A Mirror for Observers
- Dust-jacket from the first edition
- Author: Edgar Pangborn
- Cover artist: Daniel Schwartz
- Language: English
- Genre: Science fiction
- Publisher: Doubleday
- Publication date: 1954
- Publication place: United States
- Media type: Print (hardback)
- Pages: 222 pp
- Award: International Fantasy Award
- OCLC: 71336578

= A Mirror for Observers =

1954 novel by Edgar Pangborn

A Mirror for Observers is a science fiction novel by American writer Edgar Pangborn, winner of the International Fantasy Award in 1955. The plot concerns a philosophical conflict between settlers from Mars who attempt to influence human development.

==Publication history==
The novel was originally published in hardcover by Doubleday in 1954, with a British hardcover following from Frederick Muller Ltd in 1955. The first American paperback was issued by Dell in 1958, the first British paperback by Penguin Books in 1966. Avon Books published a trade paperback edition in 1975. After paperback reissues from several publishers in the 1970s and 1980s, Old Earth Books released a hardcover edition in 2004, and Gollancz included the novel in its SF Gateway line in 2011. Mirror has been translated into French, German, Italian, and Dutch.

==Plot summary==
A Mirror for Observers recounts the story of Angelo Pontevecchio, a child prodigy and "potential ethical innovator" caught between two contesting factions of Martians, Observers and Abdicators. The Martians, living secretly on Earth after evacuating their dying home world, have been trying to guide the development of human civilization for thousands of years. The novel is told from the point of view of Elmis, Angelo's designated Martian guardian, who must shield him from the malignant Abdicators.

==Reception==

Boucher and McComas praised the novel, saying "The warmth, depth and perception of a true novelist have given wholly new life to the shopworn [premise]; and the fallible humanity of Pangborn's Martian Observers (from whose viewpoint the story is told) removes this from the paranoid Superman category and makes it a distinguished and moving novel of people [and] their common problems of free will". Groff Conklin declared A Mirror for Observers a "beautiful and moving book, saying that "Despite the bigness of the theme, the story is told in little details which make the tragedy all the more impressive." He noted, however, that the book was "more like a preliminary sketch of a much larger-scope novel than it actually is". P. Schuyler Miller described the story as "that oldest of gags, the 'aliens among us' gambit, done as it's never been done before and is unlikely to be done again".
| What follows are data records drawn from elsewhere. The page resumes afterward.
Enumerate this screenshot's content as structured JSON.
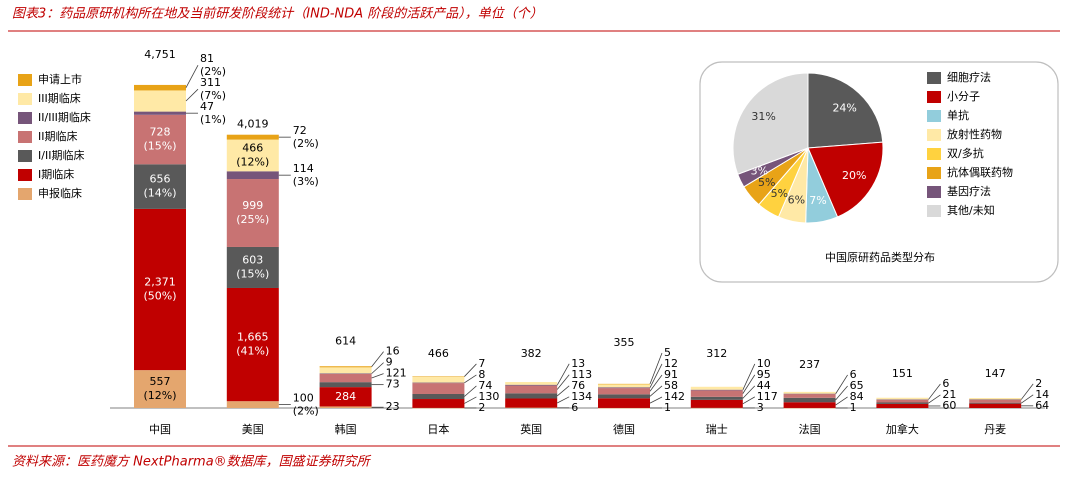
{
  "title": "图表3：药品原研机构所在地及当前研发阶段统计（IND-NDA 阶段的活跃产品），单位（个）",
  "source": "资料来源：医药魔方 NextPharma®数据库，国盛证券研究所",
  "chart_data": [
    {
      "type": "stacked_bar",
      "categories": [
        "中国",
        "美国",
        "韩国",
        "日本",
        "英国",
        "德国",
        "瑞士",
        "法国",
        "加拿大",
        "丹麦"
      ],
      "ylim": [
        0,
        5000
      ],
      "totals": [
        4751,
        4019,
        614,
        466,
        382,
        355,
        312,
        237,
        151,
        147
      ],
      "total_labels": [
        "4,751",
        "4,019",
        "614",
        "466",
        "382",
        "355",
        "312",
        "237",
        "151",
        "147"
      ],
      "series": [
        {
          "name": "申报临床",
          "color": "#E4A66E",
          "values": [
            557,
            100,
            23,
            2,
            6,
            1,
            3,
            1,
            null,
            null
          ],
          "value_labels": [
            "557",
            "100",
            "23",
            "2",
            "6",
            "1",
            "3",
            "1",
            null,
            null
          ],
          "share_labels": [
            "(12%)",
            "(2%)",
            null,
            null,
            null,
            null,
            null,
            null,
            null,
            null
          ]
        },
        {
          "name": "I期临床",
          "color": "#C00000",
          "values": [
            2371,
            1665,
            284,
            130,
            134,
            142,
            117,
            84,
            60,
            64
          ],
          "value_labels": [
            "2,371",
            "1,665",
            "284",
            "130",
            "134",
            "142",
            "117",
            "84",
            "60",
            "64"
          ],
          "share_labels": [
            "(50%)",
            "(41%)",
            null,
            null,
            null,
            null,
            null,
            null,
            null,
            null
          ]
        },
        {
          "name": "I/II期临床",
          "color": "#595959",
          "values": [
            656,
            603,
            73,
            74,
            76,
            58,
            44,
            65,
            21,
            14
          ],
          "value_labels": [
            "656",
            "603",
            "73",
            "74",
            "76",
            "58",
            "44",
            "65",
            "21",
            "14"
          ],
          "share_labels": [
            "(14%)",
            "(15%)",
            null,
            null,
            null,
            null,
            null,
            null,
            null,
            null
          ]
        },
        {
          "name": "II期临床",
          "color": "#C87373",
          "values": [
            728,
            999,
            121,
            160,
            113,
            91,
            95,
            55,
            40,
            45
          ],
          "value_labels": [
            "728",
            "999",
            "121",
            null,
            "113",
            "91",
            "95",
            null,
            null,
            null
          ],
          "share_labels": [
            "(15%)",
            "(25%)",
            null,
            null,
            null,
            null,
            null,
            null,
            null,
            null
          ]
        },
        {
          "name": "II/III期临床",
          "color": "#76557A",
          "values": [
            47,
            114,
            9,
            8,
            13,
            12,
            10,
            6,
            6,
            2
          ],
          "value_labels": [
            "47",
            "114",
            "9",
            "8",
            "13",
            "12",
            "10",
            "6",
            "6",
            "2"
          ],
          "share_labels": [
            "(1%)",
            "(3%)",
            null,
            null,
            null,
            null,
            null,
            null,
            null,
            null
          ]
        },
        {
          "name": "III期临床",
          "color": "#FFE9A6",
          "values": [
            311,
            466,
            88,
            85,
            40,
            46,
            43,
            26,
            24,
            22
          ],
          "value_labels": [
            "311",
            "466",
            null,
            null,
            null,
            null,
            null,
            null,
            null,
            null
          ],
          "share_labels": [
            "(7%)",
            "(12%)",
            null,
            null,
            null,
            null,
            null,
            null,
            null,
            null
          ]
        },
        {
          "name": "申请上市",
          "color": "#E8A317",
          "values": [
            81,
            72,
            16,
            7,
            null,
            5,
            null,
            null,
            null,
            null
          ],
          "value_labels": [
            "81",
            "72",
            "16",
            "7",
            null,
            "5",
            null,
            null,
            null,
            null
          ],
          "share_labels": [
            "(2%)",
            "(2%)",
            null,
            null,
            null,
            null,
            null,
            null,
            null,
            null
          ]
        }
      ]
    },
    {
      "type": "pie",
      "title": "中国原研药品类型分布",
      "categories": [
        "细胞疗法",
        "小分子",
        "单抗",
        "放射性药物",
        "双/多抗",
        "抗体偶联药物",
        "基因疗法",
        "其他/未知"
      ],
      "values": [
        24,
        20,
        7,
        6,
        5,
        5,
        3,
        31
      ],
      "value_labels": [
        "24%",
        "20%",
        "7%",
        "6%",
        "5%",
        "5%",
        "3%",
        "31%"
      ],
      "colors": [
        "#595959",
        "#C00000",
        "#92CDDC",
        "#FFE9A6",
        "#FFD23F",
        "#E8A317",
        "#76557A",
        "#D9D9D9"
      ]
    }
  ]
}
New Worlds reviewer Leslie Flood complimented the British edition as "a book which has given me as much pleasure to read as any other in the past", citing "the tender commiseration for humanity and the understanding objectivity of Elmis himself".

John Clute found the novel successful, saying that "Pangborn's gracious literacy usually overcomes a tendency towards a cloying sententiousness. Gardner Dozois described it as "somewhat dated now, but still powerful". Jo Walton termed Mirror "deservedly a classic", saying "It’s the mood that I remember and that brings me back to it, the Martians and the humans, the tensions, the sense of time".